2.5.3.1 Appending Columns to an Index or Using Index-Organized Tables

One of the easiest ways to speed up a query is to reduce the number of logical I/Os by eliminating a table access from the execution plan. This can be done by appending to the index all columns referenced by the query. These columns are the select list columns, and any required join or sort columns. This technique is particularly useful in speeding up online applications response times when time-consuming I/Os are reduced. This is best applied when testing the application with properly sized data for the first time.

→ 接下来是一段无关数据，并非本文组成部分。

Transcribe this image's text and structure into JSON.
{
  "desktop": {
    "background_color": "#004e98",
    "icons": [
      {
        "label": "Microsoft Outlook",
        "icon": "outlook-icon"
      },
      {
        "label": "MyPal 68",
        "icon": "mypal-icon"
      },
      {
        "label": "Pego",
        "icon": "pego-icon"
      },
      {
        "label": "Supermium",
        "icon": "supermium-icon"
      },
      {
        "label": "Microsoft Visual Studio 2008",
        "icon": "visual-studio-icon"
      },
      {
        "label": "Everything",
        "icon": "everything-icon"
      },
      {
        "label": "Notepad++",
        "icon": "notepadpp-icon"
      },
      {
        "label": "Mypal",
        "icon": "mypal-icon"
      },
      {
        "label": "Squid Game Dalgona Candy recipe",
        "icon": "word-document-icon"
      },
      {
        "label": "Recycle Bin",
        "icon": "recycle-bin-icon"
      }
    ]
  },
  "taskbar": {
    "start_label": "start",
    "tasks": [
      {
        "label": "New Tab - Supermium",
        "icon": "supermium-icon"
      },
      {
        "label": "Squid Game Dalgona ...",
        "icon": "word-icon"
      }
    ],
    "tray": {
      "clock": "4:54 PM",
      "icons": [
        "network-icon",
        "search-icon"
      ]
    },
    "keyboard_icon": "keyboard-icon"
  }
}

The most aggressive form of this technique is to build an index-organized table (IOT). However, you must be careful that the increased leaf size of an IOT does not undermine the efforts to reduce I/O.

加快查询速度的最容易的办法之一就是,在执行计划中通过避免全表扫描来以最大程序的减少IO消耗。可以通过将查询的列全部放到索引里面。在索引里的这些列是你select时要查询的那些列,加上需要排序或者join时用到的列。这种技术通过减少IO消耗,加速联机应用程序的响应时间非常有帮助。当数据量达到一定程序时再去使用。

聚集度最高的方法是建立IOT表(排好的数据挤在一个或相邻的块中,扫描非常快)。但是这种方法对于要经常插入数据的业务而言,所造成的IO开销也是不少的。(也就是说对于IOT表而言,最好是以查询为主的应用或者是参数表的应用)

 



2.5.3.2 Using a Different Index Type

There are several index types available, and each index has benefits for certain situations. The following list gives performance ideas associated with each index type.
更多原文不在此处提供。